I’m lucky enough to have seen one, but why are African forest elephants so rare in captivity? There are no breeding programs for them, and their wild habitat has significantly shrunken in the past 15 years. Are there restrictions on their export? The one I saw in Japan was exported from Burkina Faso in the ‘90s.
On a kinda related note, why are some of the more endangered giraffe subspecies so rare or absent in zoos? Are they also restricted from being exported to other continents?
Most elephants that live in European zoos today go back to animals obtained before CITES agreement came into force in year 1975. We have some newer steppe Africans sourced from culling actions in 90s or from imports by countries that signed CITES later (typical for Eastern Europe), however recently such imports into most of Europe or America are veeeeeery rare or non-exitent. Due to new legislation and also due to stronger backlash of general population, that it´is impossible to import Forest Elephants.
Forest Elephants are not captive bred in Western Africa nor are they legally harvested, so it´s basically impossible to obtain them legally under CITES. Few real or teorethical imports done by shaddy countries akin to China or Cuba or through diplomatic gifts (Japan) will never be numerous enough to start any resembly of sustainable captive population. European (and American) zoos know about it so they never attempt to start such zoo population in current age. It is sad because I think they would be much more suitable for zoo life than steppe elephants. But to stay realistic, it will never happen.

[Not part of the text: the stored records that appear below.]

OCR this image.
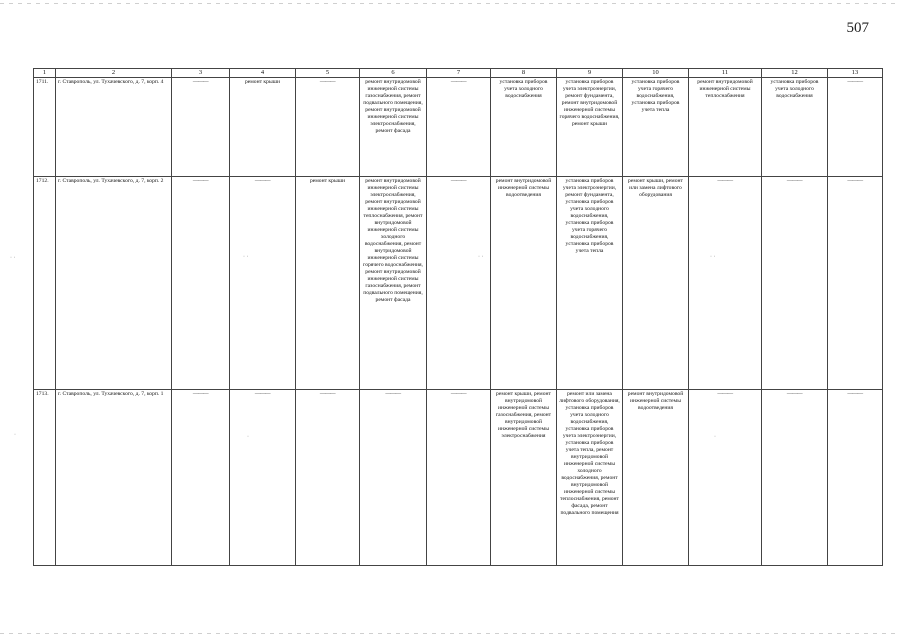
507
1	2	3	4	5	6	7	8	9	10	11	12	13
1711.	г. Ставрополь, ул. Тухачевского, д. 7, корп. 4	———	ремонт крыши	———	ремонт внутридомовой инженерной системы газоснабжения, ремонт подвального помещения, ремонт внутридомовой инженерной системы электроснабжения, ремонт фасада	———	установка приборов учета холодного водоснабжения	установка приборов учета электроэнергии, ремонт фундамента, ремонт внутридомовой инженерной системы горячего водоснабжения, ремонт крыши	установка приборов учета горячего водоснабжения, установка приборов учета тепла	ремонт внутридомовой инженерной системы теплоснабжения	установка приборов учета холодного водоснабжения	———

1712.	г. Ставрополь, ул. Тухачевского, д. 7, корп. 2	———	———	ремонт крыши	ремонт внутридомовой инженерной системы электроснабжения, ремонт внутридомовой инженерной системы теплоснабжения, ремонт внутридомовой инженерной системы холодного водоснабжения, ремонт внутридомовой инженерной системы горячего водоснабжения, ремонт внутридомовой инженерной системы газоснабжения, ремонт подвального помещения, ремонт фасада	———	ремонт внутридомовой инженерной системы водоотведения	установка приборов учета электроэнергии, ремонт фундамента, установка приборов учета холодного водоснабжения, установка приборов учета горячего водоснабжения, установка приборов учета тепла	ремонт крыши, ремонт или замена лифтового оборудования	———	———	———

1713.	г. Ставрополь, ул. Тухачевского, д. 7, корп. 1	———	———	———	———	———	ремонт крыши, ремонт внутридомовой инженерной системы газоснабжения, ремонт внутридомовой инженерной системы электроснабжения	ремонт или замена лифтового оборудования, установка приборов учета холодного водоснабжения, установка приборов учета электроэнергии, установка приборов учета тепла, ремонт внутридомовой инженерной системы холодного водоснабжения, ремонт внутридомовой инженерной системы теплоснабжения, ремонт фасада, ремонт подвального помещения	ремонт внутридомовой инженерной системы водоотведения	———	———	———
· ·
·
· ·	· ·	· ·
·	·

Giraffes are similar example, however it´s not CITES that stops imports, but rather very restrictive animal health laws that are valid in most of Europe and America. Giraffes are ruminants and share a large pallete of pathogens with domestic stock like cows, sheep or horses. It is basically impossible to import them into EU/USA, import permit is impossible to obtain, that is considered too dangerous for farm/agricultural industry by each and every goverment. Only allowed african country of origin is SAR, although still very expensive for export and quarantine. However the South African giraffe subspecies is rather abundand in nature, kept in large numbers in managed parks in SAR, so no need to start ex-situ breeding population.
You can ask why Europe breeds mainly Rotschilds and Reticulate giraffes today, with few Cordofans and tiny Angolans. Answer is pure luck and logistic nets of famous animal dealers of the past. You have to look back in time. Animals imported before WWII came to Europe in many ways, captured and sold by different animals handlers as individuals for high prices, sourced depending where was friendly land to catch them and convenient port to ship them from Africa. Zoos at that time were elated to breed a young or two, zoo mortality was sky high and nobody was interested if two subspecies were bred together, only surviving calf mattered. Today zoo population goes maily to post WWII imports up to 70s when both CITES and modern animal health protection laws were step by step implemented and then imports dried up. Some zoos obtained these late imports with clear wild origin or F1 and started pure subspecies herds. They didn´t look what subspecies were going to be the most endangered in year 2020, they didn´t coordinate between themselves, no zoo associations existed or were just old boy clubs. Zoo directors bought what was avalable at market at those times in larger quantities and that was pure luck.